I'm not entirely sure why, but the lack of wrapping arithmetics here caused weird side effects during ASCII string generation, which led to weird characters. This is more correct.

[raulk]

This was the culprit for some major headaches. We run the harness in --release profile, which means that we recompile contract changes under the release profile. Unfortunately the calibration harness was picking the actor up from the debug profile, which usually contains a stale version.

@Stebalien -- this might have or might have not affected your readings.

[Stebalien]

It shouldn't matter. I was timing FVM operations, not things within the actors.

[raulk]

Correct, it should not affect the readings.
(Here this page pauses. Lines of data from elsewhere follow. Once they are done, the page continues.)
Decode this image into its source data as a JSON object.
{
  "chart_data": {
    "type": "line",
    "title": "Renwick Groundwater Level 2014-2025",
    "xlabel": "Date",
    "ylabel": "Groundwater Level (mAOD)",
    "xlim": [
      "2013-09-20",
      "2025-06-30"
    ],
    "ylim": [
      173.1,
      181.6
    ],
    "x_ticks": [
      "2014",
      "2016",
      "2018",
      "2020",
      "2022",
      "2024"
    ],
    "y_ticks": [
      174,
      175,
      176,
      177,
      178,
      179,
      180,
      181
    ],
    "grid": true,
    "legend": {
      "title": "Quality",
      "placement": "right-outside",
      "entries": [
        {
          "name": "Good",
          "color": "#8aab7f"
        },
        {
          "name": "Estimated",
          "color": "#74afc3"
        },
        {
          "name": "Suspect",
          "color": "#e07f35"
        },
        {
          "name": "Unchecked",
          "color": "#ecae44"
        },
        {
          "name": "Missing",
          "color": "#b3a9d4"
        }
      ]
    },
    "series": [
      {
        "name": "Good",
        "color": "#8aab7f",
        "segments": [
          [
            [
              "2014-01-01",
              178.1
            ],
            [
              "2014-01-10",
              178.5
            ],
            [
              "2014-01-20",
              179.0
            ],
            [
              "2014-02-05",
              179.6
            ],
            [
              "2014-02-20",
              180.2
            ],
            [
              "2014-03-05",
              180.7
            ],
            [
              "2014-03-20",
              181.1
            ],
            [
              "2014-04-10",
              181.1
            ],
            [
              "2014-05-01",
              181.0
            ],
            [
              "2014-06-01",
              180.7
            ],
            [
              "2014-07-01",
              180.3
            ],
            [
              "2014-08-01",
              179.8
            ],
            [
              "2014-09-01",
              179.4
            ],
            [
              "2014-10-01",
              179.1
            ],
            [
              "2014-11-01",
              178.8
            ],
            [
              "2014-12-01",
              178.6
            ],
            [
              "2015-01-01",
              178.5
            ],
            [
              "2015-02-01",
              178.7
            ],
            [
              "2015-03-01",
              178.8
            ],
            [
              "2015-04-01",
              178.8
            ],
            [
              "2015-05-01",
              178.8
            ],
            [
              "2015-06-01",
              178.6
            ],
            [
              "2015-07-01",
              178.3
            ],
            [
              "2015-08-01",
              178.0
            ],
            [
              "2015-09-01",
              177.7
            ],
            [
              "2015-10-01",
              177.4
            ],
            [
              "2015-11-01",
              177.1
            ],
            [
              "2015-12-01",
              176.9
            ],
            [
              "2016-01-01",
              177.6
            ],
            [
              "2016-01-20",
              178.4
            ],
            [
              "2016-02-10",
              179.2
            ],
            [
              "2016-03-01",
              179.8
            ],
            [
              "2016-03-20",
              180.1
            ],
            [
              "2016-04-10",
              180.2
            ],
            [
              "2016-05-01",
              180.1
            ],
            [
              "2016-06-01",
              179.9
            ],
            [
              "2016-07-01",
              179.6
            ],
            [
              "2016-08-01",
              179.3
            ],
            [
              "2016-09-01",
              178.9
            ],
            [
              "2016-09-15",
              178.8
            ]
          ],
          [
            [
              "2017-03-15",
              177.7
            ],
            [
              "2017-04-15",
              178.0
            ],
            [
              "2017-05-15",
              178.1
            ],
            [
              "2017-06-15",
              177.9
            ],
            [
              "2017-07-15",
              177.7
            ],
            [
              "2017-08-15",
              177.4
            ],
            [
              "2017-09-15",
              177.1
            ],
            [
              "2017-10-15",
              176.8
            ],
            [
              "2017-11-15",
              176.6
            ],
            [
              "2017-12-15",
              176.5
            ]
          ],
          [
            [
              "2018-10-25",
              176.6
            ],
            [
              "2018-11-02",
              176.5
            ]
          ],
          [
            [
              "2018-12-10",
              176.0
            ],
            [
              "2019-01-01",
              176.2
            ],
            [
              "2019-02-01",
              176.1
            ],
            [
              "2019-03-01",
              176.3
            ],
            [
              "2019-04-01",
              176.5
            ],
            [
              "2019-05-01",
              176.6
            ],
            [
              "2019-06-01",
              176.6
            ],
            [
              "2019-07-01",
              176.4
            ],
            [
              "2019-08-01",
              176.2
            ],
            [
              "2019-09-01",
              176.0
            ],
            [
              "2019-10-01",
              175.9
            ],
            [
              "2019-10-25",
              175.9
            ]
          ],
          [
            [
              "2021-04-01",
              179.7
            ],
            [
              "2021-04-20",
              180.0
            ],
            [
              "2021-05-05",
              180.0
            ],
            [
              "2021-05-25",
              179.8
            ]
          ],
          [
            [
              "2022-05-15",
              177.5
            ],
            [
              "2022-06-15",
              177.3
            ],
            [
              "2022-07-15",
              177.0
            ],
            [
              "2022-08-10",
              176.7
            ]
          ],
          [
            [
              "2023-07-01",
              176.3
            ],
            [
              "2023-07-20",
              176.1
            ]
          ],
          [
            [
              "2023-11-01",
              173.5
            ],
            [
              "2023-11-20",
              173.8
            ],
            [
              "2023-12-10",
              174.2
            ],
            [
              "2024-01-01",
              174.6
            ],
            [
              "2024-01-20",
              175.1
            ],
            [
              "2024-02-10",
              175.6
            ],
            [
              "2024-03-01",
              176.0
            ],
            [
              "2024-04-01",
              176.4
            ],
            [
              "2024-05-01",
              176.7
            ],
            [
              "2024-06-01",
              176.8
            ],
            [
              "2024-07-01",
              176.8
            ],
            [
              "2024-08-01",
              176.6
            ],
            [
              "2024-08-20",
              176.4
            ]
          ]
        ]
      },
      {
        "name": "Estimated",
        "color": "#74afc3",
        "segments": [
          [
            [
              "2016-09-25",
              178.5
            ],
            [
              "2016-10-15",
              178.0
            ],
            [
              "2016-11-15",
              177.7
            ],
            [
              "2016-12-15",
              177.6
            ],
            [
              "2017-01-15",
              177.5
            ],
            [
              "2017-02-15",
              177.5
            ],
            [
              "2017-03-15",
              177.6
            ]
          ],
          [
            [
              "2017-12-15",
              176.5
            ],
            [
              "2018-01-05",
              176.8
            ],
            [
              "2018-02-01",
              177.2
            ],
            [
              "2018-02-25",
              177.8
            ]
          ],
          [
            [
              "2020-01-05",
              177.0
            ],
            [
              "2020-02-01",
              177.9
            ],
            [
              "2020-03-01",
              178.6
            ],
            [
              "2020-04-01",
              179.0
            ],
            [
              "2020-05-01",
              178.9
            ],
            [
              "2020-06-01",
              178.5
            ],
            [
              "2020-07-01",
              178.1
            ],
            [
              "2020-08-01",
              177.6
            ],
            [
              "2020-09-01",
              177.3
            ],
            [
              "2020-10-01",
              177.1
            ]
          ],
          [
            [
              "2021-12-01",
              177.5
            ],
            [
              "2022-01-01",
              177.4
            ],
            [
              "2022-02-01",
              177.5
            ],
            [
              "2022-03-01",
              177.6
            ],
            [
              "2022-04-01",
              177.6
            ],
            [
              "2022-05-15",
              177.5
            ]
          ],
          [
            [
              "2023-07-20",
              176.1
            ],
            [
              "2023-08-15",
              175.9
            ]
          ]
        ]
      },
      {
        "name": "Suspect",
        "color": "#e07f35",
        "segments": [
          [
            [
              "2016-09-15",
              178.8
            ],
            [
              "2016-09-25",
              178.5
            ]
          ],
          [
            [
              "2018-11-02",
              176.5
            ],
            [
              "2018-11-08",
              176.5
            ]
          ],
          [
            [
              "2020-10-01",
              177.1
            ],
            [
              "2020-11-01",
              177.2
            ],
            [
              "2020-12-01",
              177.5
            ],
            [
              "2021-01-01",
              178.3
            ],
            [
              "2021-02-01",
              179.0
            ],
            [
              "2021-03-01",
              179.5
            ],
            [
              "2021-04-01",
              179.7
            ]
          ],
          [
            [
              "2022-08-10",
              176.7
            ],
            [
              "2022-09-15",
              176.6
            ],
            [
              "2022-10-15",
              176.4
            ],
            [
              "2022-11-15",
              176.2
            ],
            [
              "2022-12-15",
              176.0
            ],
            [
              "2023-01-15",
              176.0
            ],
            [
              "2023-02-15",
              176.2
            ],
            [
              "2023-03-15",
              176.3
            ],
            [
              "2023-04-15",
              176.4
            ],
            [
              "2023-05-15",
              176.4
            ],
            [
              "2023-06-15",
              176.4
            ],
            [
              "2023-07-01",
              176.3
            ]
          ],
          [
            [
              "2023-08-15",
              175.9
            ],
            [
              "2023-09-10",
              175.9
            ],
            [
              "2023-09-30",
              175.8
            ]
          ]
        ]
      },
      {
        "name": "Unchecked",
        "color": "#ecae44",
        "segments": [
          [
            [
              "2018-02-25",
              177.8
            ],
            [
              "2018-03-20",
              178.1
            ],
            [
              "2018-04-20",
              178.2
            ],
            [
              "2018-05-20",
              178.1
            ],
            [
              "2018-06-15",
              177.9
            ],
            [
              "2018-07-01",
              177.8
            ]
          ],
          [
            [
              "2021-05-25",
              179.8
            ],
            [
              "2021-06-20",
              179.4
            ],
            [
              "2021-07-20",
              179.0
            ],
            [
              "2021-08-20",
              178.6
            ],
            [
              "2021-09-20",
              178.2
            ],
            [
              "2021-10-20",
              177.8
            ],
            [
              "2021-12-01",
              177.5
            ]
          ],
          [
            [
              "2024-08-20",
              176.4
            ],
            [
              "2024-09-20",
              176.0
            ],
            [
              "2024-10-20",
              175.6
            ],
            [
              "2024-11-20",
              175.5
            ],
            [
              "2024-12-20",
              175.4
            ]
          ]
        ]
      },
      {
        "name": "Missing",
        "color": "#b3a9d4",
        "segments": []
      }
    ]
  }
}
However, in my case this ended up picking stale actor code more than once, leading to wrong conclusions. So wanted to give you a heads-up just in case.

[Stebalien]

Oh.... Damn, I see. I think rust-analyzer's background "let me recompile everything for you and melt a hole in your lap" helped there.

[codecov-commenter]

Codecov Report

Merging #1635 (814a60a) into master (7a11399) will increase coverage by 1.61%.
The diff coverage is 0.00%.

Additional details and impacted files

@@            Coverage Diff             @@
##           master    #1635      +/-   ##
==========================================
+ Coverage   51.72%   53.33%   +1.61%     
==========================================
  Files         146      146              
  Lines       14619    14177     -442     
==========================================
  Hits         7561     7561              
+ Misses       7058     6616     -442     

Impacted Files	Coverage Δ
fvm/src/gas/price_list.rs	26.38% <0.00%> (-1.74%)	⬇️
fvm/src/kernel/default.rs	14.97% <0.00%> (+3.20%)	⬆️
fvm/src/syscalls/event.rs	0.00% <0.00%> (ø)
shared/src/event/mod.rs	0.00% <ø> (ø)
fvm/src/call_manager/default.rs	0.00% <0.00%> (ø)
fvm/src/executor/default.rs	5.26% <0.00%> (+0.65%)	⬆️
fvm/src/call_manager/mod.rs	27.27% <0.00%> (+10.12%)	⬆️
fvm/src/state_tree.rs	84.47% <0.00%> (+20.01%)	⬆️

[raulk]

I've updated the benchmarks to cover power of two byte array lengths in the range 32..8KiB in the last entry in the event, which in EVM land will correspond to the event data (which is of arbitrary length). The longer that value gets, the higher the overestimation. We will retain these parameters because the award us good security, and are not too oversized for reasonable inputs (and we prefer to encourage reasonable inputs!).

Furthermore, @Stebalien and I revised the theoretical accept costs and made some adjustments (increased to 2 memory allocs, and added cost of hashing). These costs are also somewhat overestimated but award good security (this diagram shows only 1 memcpy and 1 alloc; hiding all deferred costs that happen when committing the events).